Taking also into account the new requirements on security and liabilities deriving from the national transpositions of the directive PSD2 (to be transposed by January 2018), in any case the new requirements about DPIA and Prior Consultation brought by the GDPR will be an important element in cases like the one mentioned and subject to decision in question of the Italian Court of Cassation. 

The importance of such element could further grow in relation to the privacy certifications and codes of conduct provided for by GDPR Articles 40-43. In fact, although adherence to such codes of conduct and certifications in no way will diminish the obligation for Controllers to be compliant with the GDPR, yet these adherences will mean that the Controller (with endorsement of an external body in the event of certification) has at least shown to deploy specific appropriate measures for the purpose of compliance to the GDPR.

Last consideration concerns the personal data breach (GDPR Articles 33 and 34): cases of unlawful processing as those of ruling 10638/16 of the Italian Court of Cassation, seems to be fully covered by the definition of personal data breach (GDPR Article 4 (12)): as such they shall be notified to the DPA  (usually within 72 hours from the time of awareness of the breach) and also communicated  to the data subjects, without undue delay, for certain situations.
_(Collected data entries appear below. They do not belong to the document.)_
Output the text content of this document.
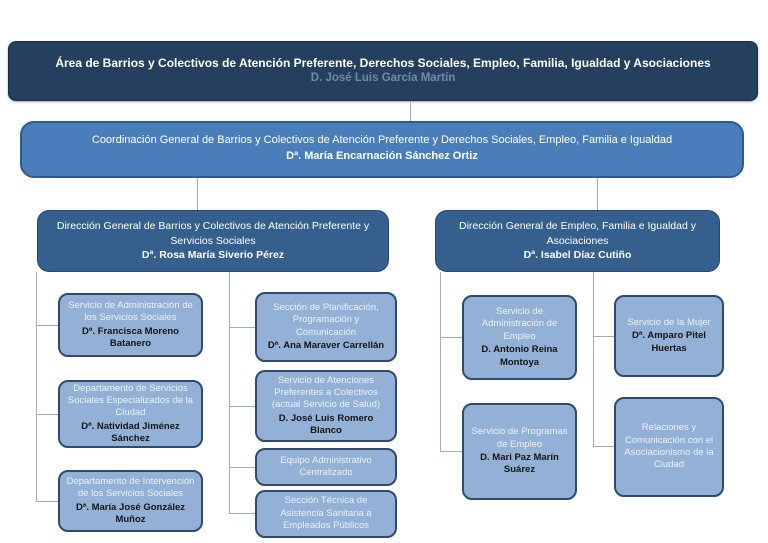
Área de Barrios y Colectivos de Atención Preferente, Derechos Sociales, Empleo, Familia, Igualdad y Asociaciones
D. José Luis García Martín
Coordinación General de Barrios y Colectivos de Atención Preferente y Derechos Sociales, Empleo, Familia e Igualdad
Dª. María Encarnación Sánchez Ortiz
Dirección General de Barrios y Colectivos de Atención Preferente y Servicios Sociales
Dª. Rosa María Siverio Pérez
Dirección General de Empleo, Familia e Igualdad y Asociaciones
Dª. Isabel Díaz Cutiño
Servicio de Administración de los Servicios Sociales
Dª. Francisca Moreno Batanero
Departamento de Servicios Sociales Especializados de la Ciudad
Dª. Natividad Jiménez Sánchez
Departamento de Intervención de los Servicios Sociales
Dª. María José González Muñoz
Sección de Planificación, Programación y Comunicación
Dª. Ana Maraver Carrellán
Servicio de Atenciones Preferentes a Colectivos (actual Servicio de Salud)
D. José Luis Romero Blanco
Equipo Administrativo Centralizado
Sección Técnica de Asistencia Sanitaria a Empleados Públicos
Servicio de Administración de Empleo
D. Antonio Reina Montoya
Servicio de Programas de Empleo
D. Mari Paz Marín Suárez
Servicio de la Mujer
Dª. Amparo Pitel Huertas
Relaciones y Comunicación con el Asociacionismo de la Ciudad
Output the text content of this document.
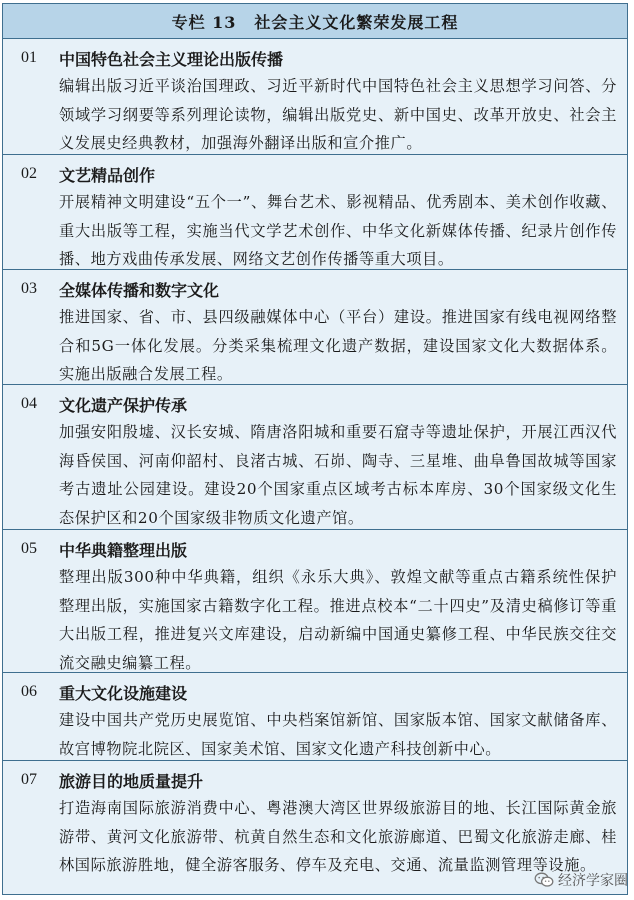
专栏 13 社会主义文化繁荣发展工程
01	中国特色社会主义理论出版传播
编辑出版习近平谈治国理政、习近平新时代中国特色社会主义思想学习问答、分领域学习纲要等系列理论读物，编辑出版党史、新中国史、改革开放史、社会主义发展史经典教材，加强海外翻译出版和宣介推广。
02	文艺精品创作
开展精神文明建设“五个一”、舞台艺术、影视精品、优秀剧本、美术创作收藏、重大出版等工程，实施当代文学艺术创作、中华文化新媒体传播、纪录片创作传播、地方戏曲传承发展、网络文艺创作传播等重大项目。
03	全媒体传播和数字文化
推进国家、省、市、县四级融媒体中心（平台）建设。推进国家有线电视网络整合和5G一体化发展。分类采集梳理文化遗产数据，建设国家文化大数据体系。实施出版融合发展工程。
04	文化遗产保护传承
加强安阳殷墟、汉长安城、隋唐洛阳城和重要石窟寺等遗址保护，开展江西汉代海昏侯国、河南仰韶村、良渚古城、石峁、陶寺、三星堆、曲阜鲁国故城等国家考古遗址公园建设。建设20个国家重点区域考古标本库房、30个国家级文化生态保护区和20个国家级非物质文化遗产馆。
05	中华典籍整理出版
整理出版300种中华典籍，组织《永乐大典》、敦煌文献等重点古籍系统性保护整理出版，实施国家古籍数字化工程。推进点校本“二十四史”及清史稿修订等重大出版工程，推进复兴文库建设，启动新编中国通史纂修工程、中华民族交往交流交融史编纂工程。
06	重大文化设施建设
建设中国共产党历史展览馆、中央档案馆新馆、国家版本馆、国家文献储备库、故宫博物院北院区、国家美术馆、国家文化遗产科技创新中心。
07	旅游目的地质量提升
打造海南国际旅游消费中心、粤港澳大湾区世界级旅游目的地、长江国际黄金旅游带、黄河文化旅游带、杭黄自然生态和文化旅游廊道、巴蜀文化旅游走廊、桂林国际旅游胜地，健全游客服务、停车及充电、交通、流量监测管理等设施。
经济学家圈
In case of failing in complying, the GDPR provides for a maximum penalty up to 10 million eur or 2% worldwide annual turnover  as in the case of  the DPIA and DPA Prior Consultation.

Considering the already high and still increasing frequency of cases similar to the one treated with ruling 10638/16 of the Italian Court of Cassation, the operating costs (for Controllers, for DPA) for the management of the personal data breaches according to GDPR are envisaged to be substantial from all points of view.

 

Thus the question arises whether it will be possible both at EU level and at individual member states level, the decision for investing  more resources and more effectively in training initiatives for the users of digital / online services, in order  to make them aware of the risks and provide them with a guide on how to mitigate risks and what to do in case of problems. Such initiatives are considered  as support and in addition to the obligation about customer training already in charge to the Controllers (even explicitly by PSD2 in the case of payment services), at the purpose of real contribution to the security and success of effective European Digital Single Market.